Identification, monitoring, and reaction kinetics of reactive trace species using time-resolved mid-infrared quantum cascade laser absorption spectroscopy: development, characterisation, and initial results for the CH2OO Criegee intermediate

The chemistry and reaction kinetics of reactive species dominate changes to the composition of complex chemical systems, including Earth's atmosphere. Laboratory experiments to identify reactive species and their reaction products, and to monitor their reaction kinetics and product yields, are key to our understanding of complex systems. In this work we describe the development and characterisation of an experiment using laser flash photolysis coupled with time-resolved mid-infrared (mid-IR) quantum cascade laser (QCL) absorption spectroscopy, with initial results reported for measurements of the infrared spectrum, kinetics, and product yields for the reaction of the CH2OO Criegee intermediate with SO2. The instrument presented has high spectral (< 0.004 cm−1) and temporal (< 5 µs) resolution and is able to monitor kinetics with a dynamic range to at least 20 000 s−1. Results obtained at 298 K and pressures between 20 and 100 Torr gave a rate coefficient for the reaction of CH2OO with SO2 of (3.83 ± 0.63) × 10−11 cm3 s−1, which compares well to the current IUPAC recommendation of (3.70⁺ −₀₄₀⁰·⁴⁵)× 10−11 cm3 s−1. A limit of detection of 4.0 × 10−5, in absorbance terms, can be achieved, which equates to a limit of detection of ∼ 2 × 1011 cm−3 for CH2OO, monitored at 1285.7 cm−1, based on the detection path length of (218 ± 20) cm.
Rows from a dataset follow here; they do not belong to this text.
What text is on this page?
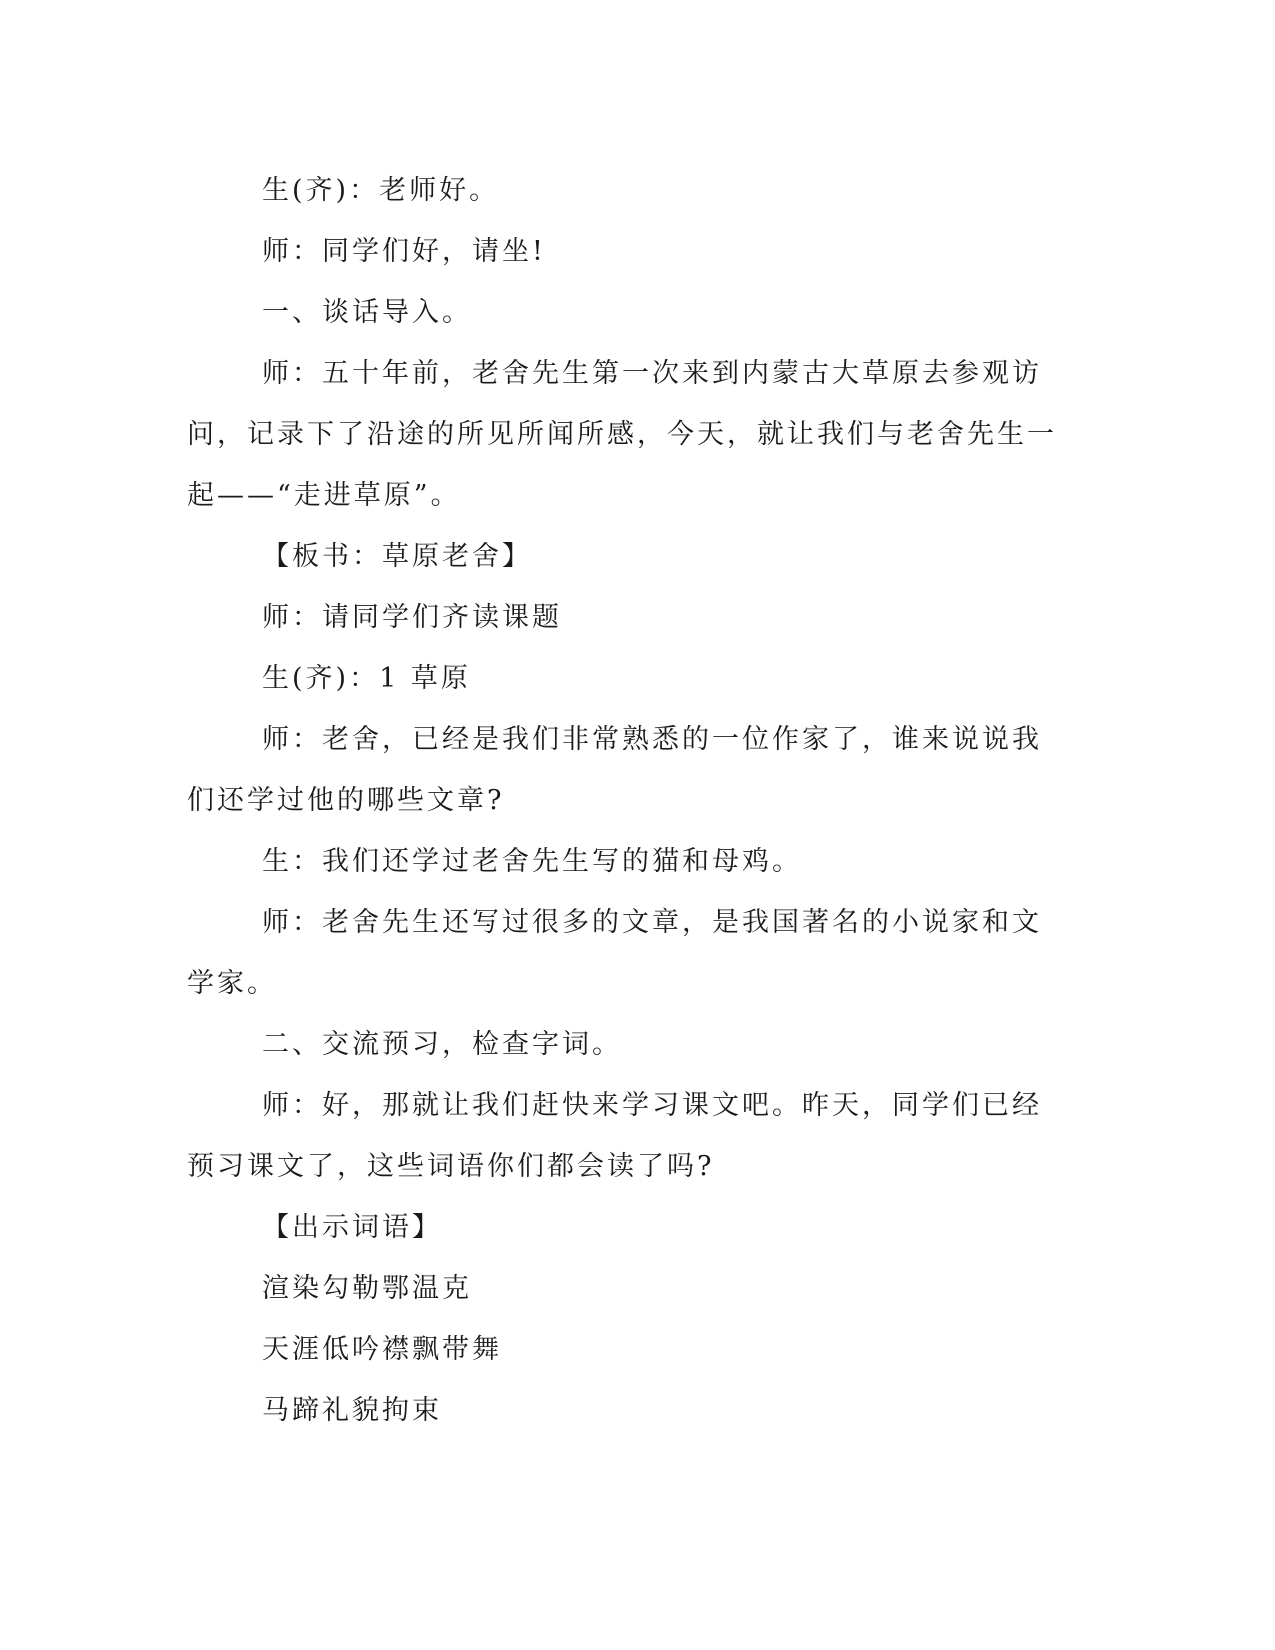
生(齐)：老师好。

师：同学们好，请坐!

一、谈话导入。

师：五十年前，老舍先生第一次来到内蒙古大草原去参观访问，记录下了沿途的所见所闻所感，今天，就让我们与老舍先生一起——“走进草原”。

【板书：草原老舍】

师：请同学们齐读课题

生(齐)：1 草原

师：老舍，已经是我们非常熟悉的一位作家了，谁来说说我们还学过他的哪些文章?

生：我们还学过老舍先生写的猫和母鸡。

师：老舍先生还写过很多的文章，是我国著名的小说家和文学家。

二、交流预习，检查字词。

师：好，那就让我们赶快来学习课文吧。昨天，同学们已经预习课文了，这些词语你们都会读了吗?

【出示词语】

渲染勾勒鄂温克

天涯低吟襟飘带舞

马蹄礼貌拘束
Initial results, directly monitoring SO3 at 1388.7 cm−1, demonstrate that SO3 is the reaction product for CH2OO + SO2. The use of mid-IR QCL absorption spectroscopy offers significant advantages over alternative techniques commonly used to determine reaction kinetics, such as laser-induced fluorescence (LIF) or ultraviolet absorption spectroscopy, owing to the greater number of species to which IR measurements can be applied. There are also significant advantages over alternative IR techniques, such as step-scan FT-IR, owing to the coherence and increased intensity and spectral resolution of the QCL source and in terms of cost. The instrument described in this work has potential applications in atmospheric chemistry, astrochemistry, combustion chemistry, and in the monitoring of trace species in industrial processes and medical diagnostics.